明陽山逐漸被她拋在身後。為了抄近路,伍媚的車又駛上了距離明陽山不到20公里的龍宸山的盤上公路。此時已是深夜,道路空闊無人,飆車帶來的快感才稍微平息了她見到晏經緯時所帶來的憋悶。

她正開得起勁,卻見半山腰上一輛黑色轎車直衝而下,利落地一個打拐就超到她的前面。伍媚心中不忿,一踩油門,直追上去。

夏商周從左後視鏡裡看見一輛有些眼熟的紅色的SUV正似乎要超他的車,愣神的空隙裡那輛車已經和他並行。

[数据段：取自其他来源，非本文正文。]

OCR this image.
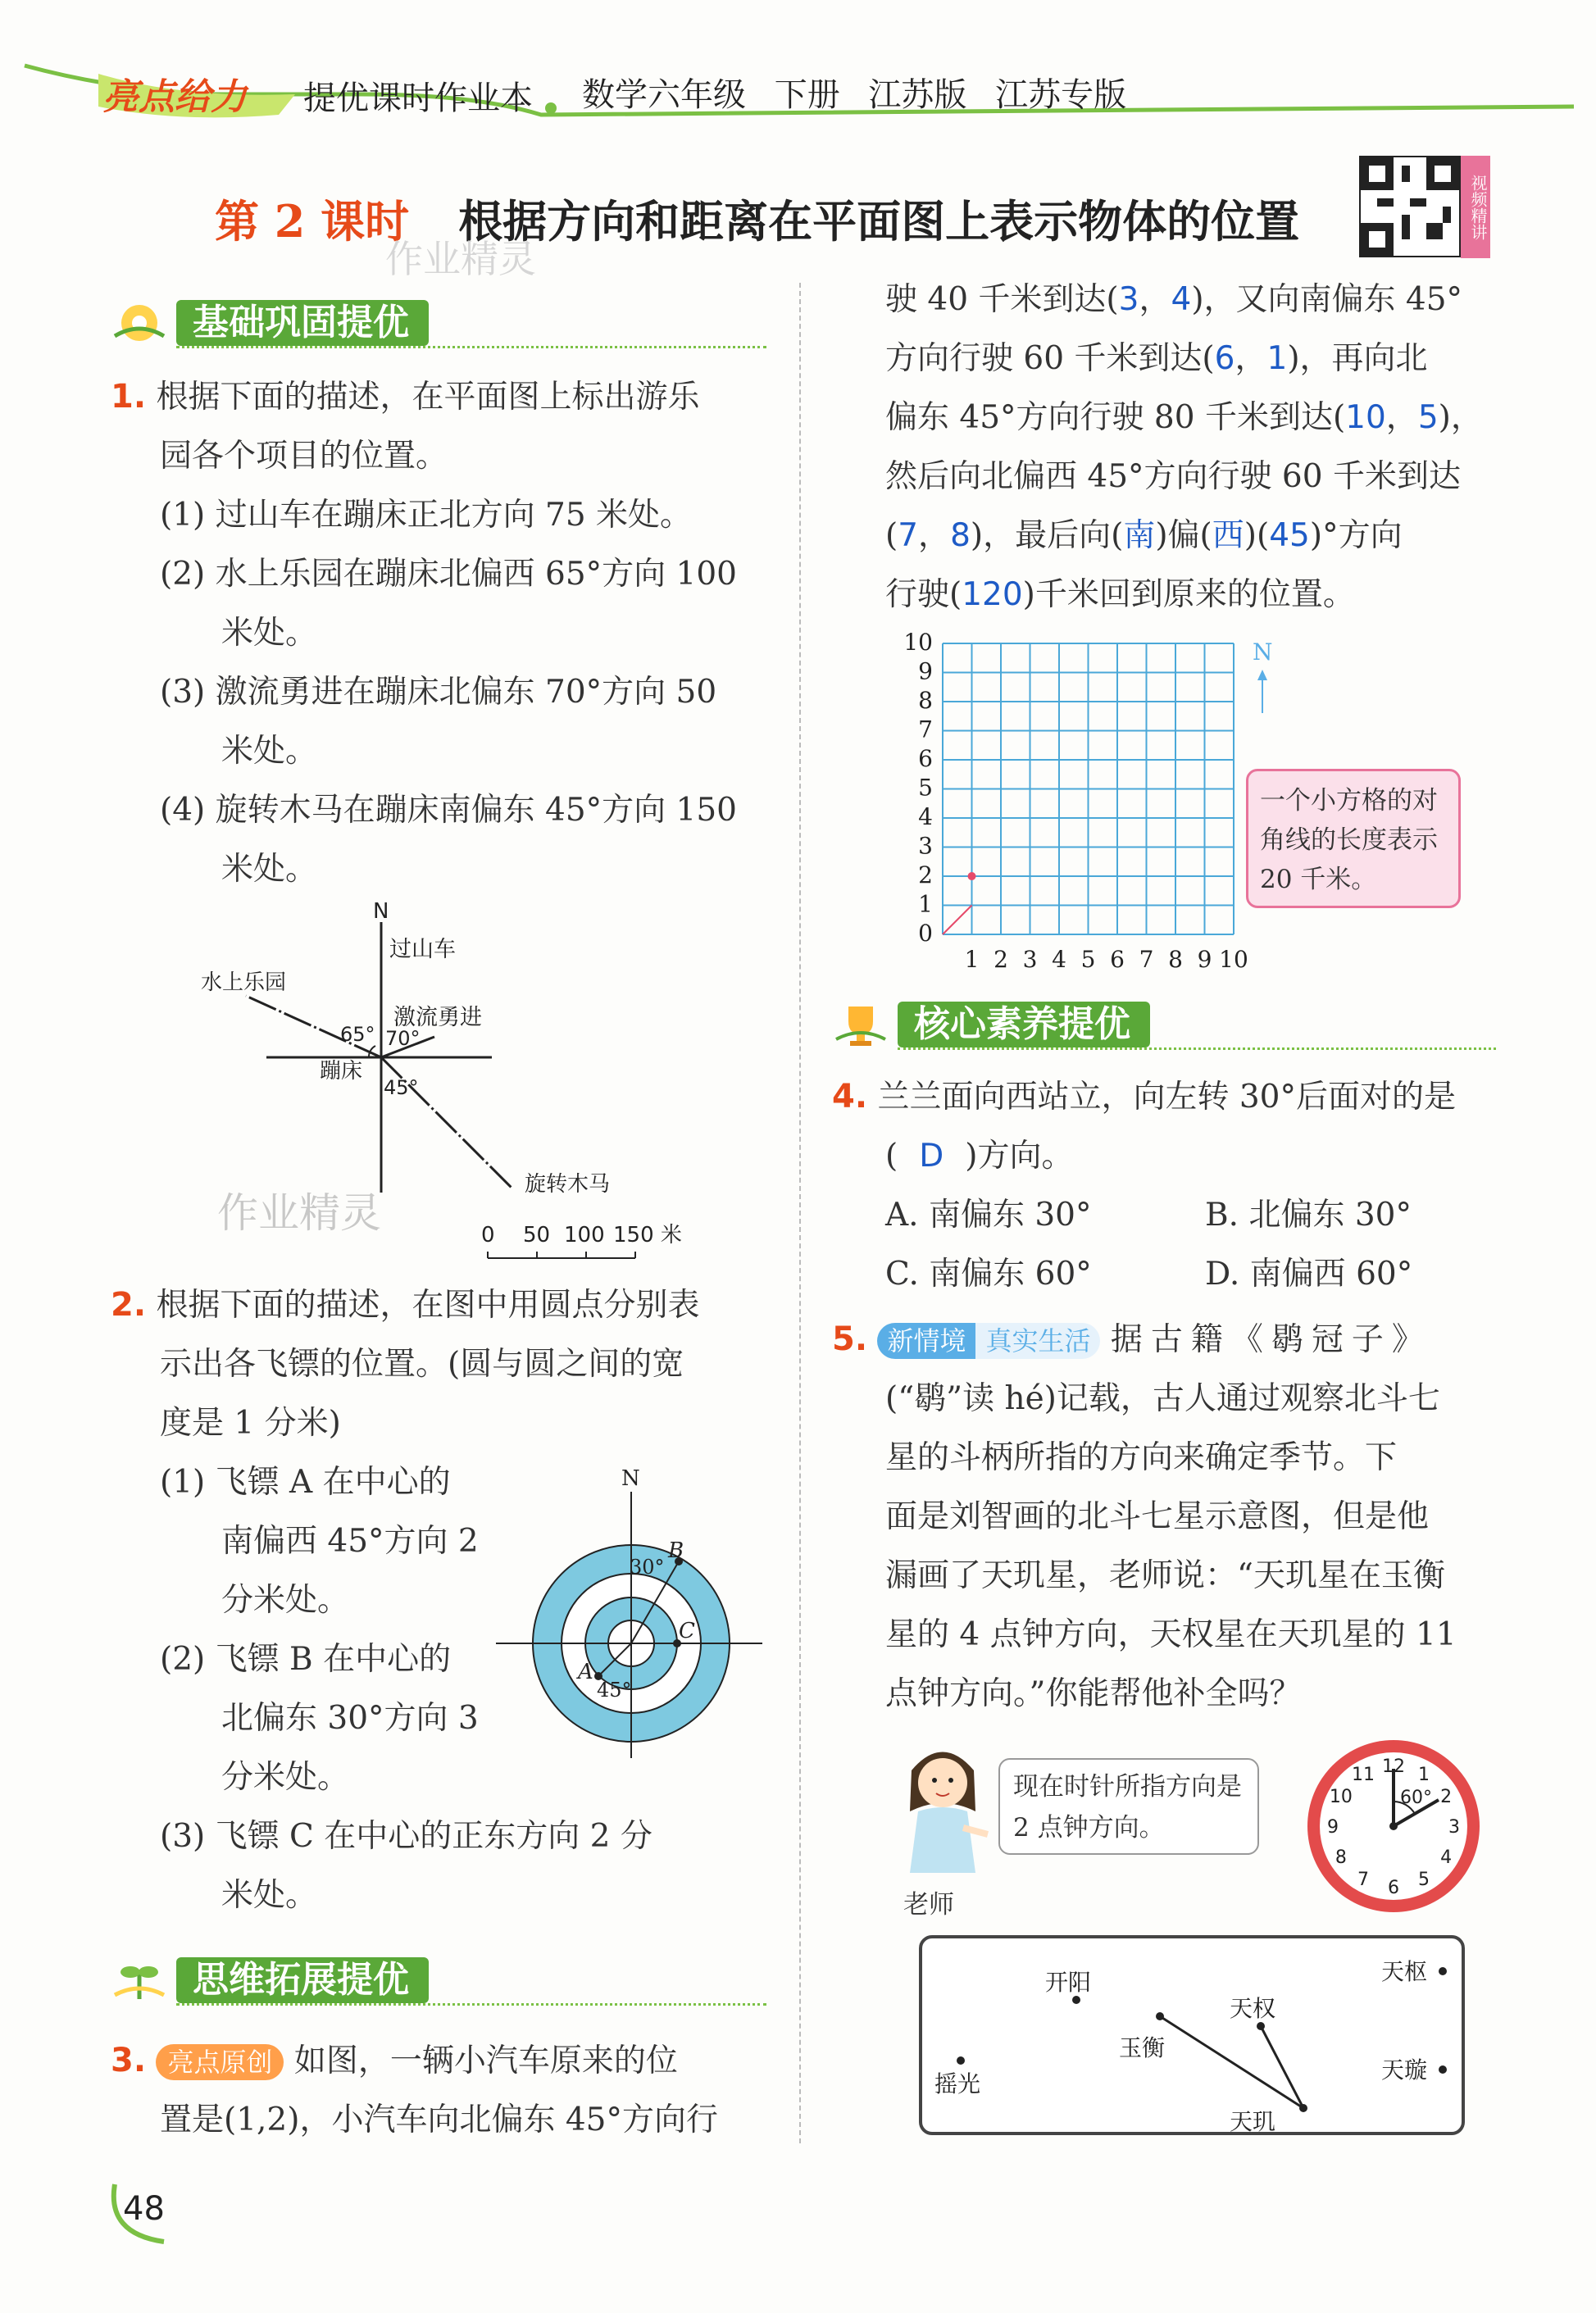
亮点给力 提优课时作业本 数学六年级 下册 江苏版 江苏专版
第 2 课时 根据方向和距离在平面图上表示物体的位置	视频精讲
作业精灵
基础巩固提优
1. 根据下面的描述，在平面图上标出游乐
园各个项目的位置。
(1) 过山车在蹦床正北方向 75 米处。
(2) 水上乐园在蹦床北偏西 65°方向 100
米处。
(3) 激流勇进在蹦床北偏东 70°方向 50
米处。
(4) 旋转木马在蹦床南偏东 45°方向 150
米处。
N
过山车
水上乐园
激流勇进
蹦床
旋转木马
65° 70°
45°
0 50 100 150 米
作业精灵
2. 根据下面的描述，在图中用圆点分别表
示出各飞镖的位置。(圆与圆之间的宽
度是 1 分米)
(1) 飞镖 A 在中心的
南偏西 45°方向 2
分米处。
(2) 飞镖 B 在中心的
北偏东 30°方向 3
分米处。
(3) 飞镖 C 在中心的正东方向 2 分
米处。
N
B
30°
C
A
45°
思维拓展提优
3. 亮点原创 如图，一辆小汽车原来的位
置是(1,2)，小汽车向北偏东 45°方向行
48
驶 40 千米到达(3，4)，又向南偏东 45°
方向行驶 60 千米到达(6，1)，再向北
偏东 45°方向行驶 80 千米到达(10，5)，
然后向北偏西 45°方向行驶 60 千米到达
(7，8)，最后向(南)偏(西)(45)°方向
行驶(120)千米回到原来的位置。
0
1
2
3
4
5
6
7
8
9
10
1 2 3 4 5 6 7 8 9 10
N
一个小方格的对角线的长度表示 20 千米。
核心素养提优
4. 兰兰面向西站立，向左转 30°后面对的是
( D )方向。
A. 南偏东 30°	B. 北偏东 30°
C. 南偏东 60°	D. 南偏西 60°
5. 新情境 真实生活 据古籍《鹖冠子》
(“鹖”读 hé)记载，古人通过观察北斗七
星的斗柄所指的方向来确定季节。下
面是刘智画的北斗七星示意图，但是他
漏画了天玑星，老师说：“天玑星在玉衡
星的 4 点钟方向，天权星在天玑星的 11
点钟方向。”你能帮他补全吗？
老师
现在时针所指方向是 2 点钟方向。
60°
12 1
2
3
4
5
6
7
8
9
10
11
开阳
摇光
玉衡
天权
天枢
天璇
天玑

伍媚正想囂張地比個中指,然而望見夏商周蒼白的側臉的那一瞬,她下意識地踩下了剎車。

夏商周看見伍媚,也猛地踩下了剎車。

隨著接連響起的車輪在路面發出的刺耳的摩擦聲,兩輛車像兩隻死螃蟹,並排擱淺在了路中央。

兩個人的車窗都大開著,夜風鼓進車內時會發出尖銳的鳴哨聲。

夏商周嚥了嚥唾液,“好巧,又遇見你。”

伍媚想,一定是先前的香檳才讓晏夷光有一霎的詐屍,紅唇微揚,她又是那個油鹽不進的“伍媚”了。

“夏總這麼晚了還在外奔波,真是辛苦。”

“比不得伍老師夙興夜寐,教書育人來得辛苦。”

伍媚低低一笑,“呵,夏總這話可叫我無地自容,我不過是剛從陽明山上看流星雨回頭罷了。”

夏商周的心像半路失控的電梯,猛地一個停頓。八年前的一個夏夜,當夷光把那個他想買了很久的德國蔡司勝利女神迷你望遠鏡拿給他時,他曾經發誓,只要是她想要的,他都會為她實現。那個時候,夷光只是笑眯眯地指著月亮,問他:“我要天上的月亮你也給我摘?”儘管這是一個笑言,但是這些年他卻一直在全球高價收集月球隕石碎片。可惜,夷光已經看不見了。然而為什麼,為什麼每次遇見伍媚,都會讓他情不自禁地想起夷光?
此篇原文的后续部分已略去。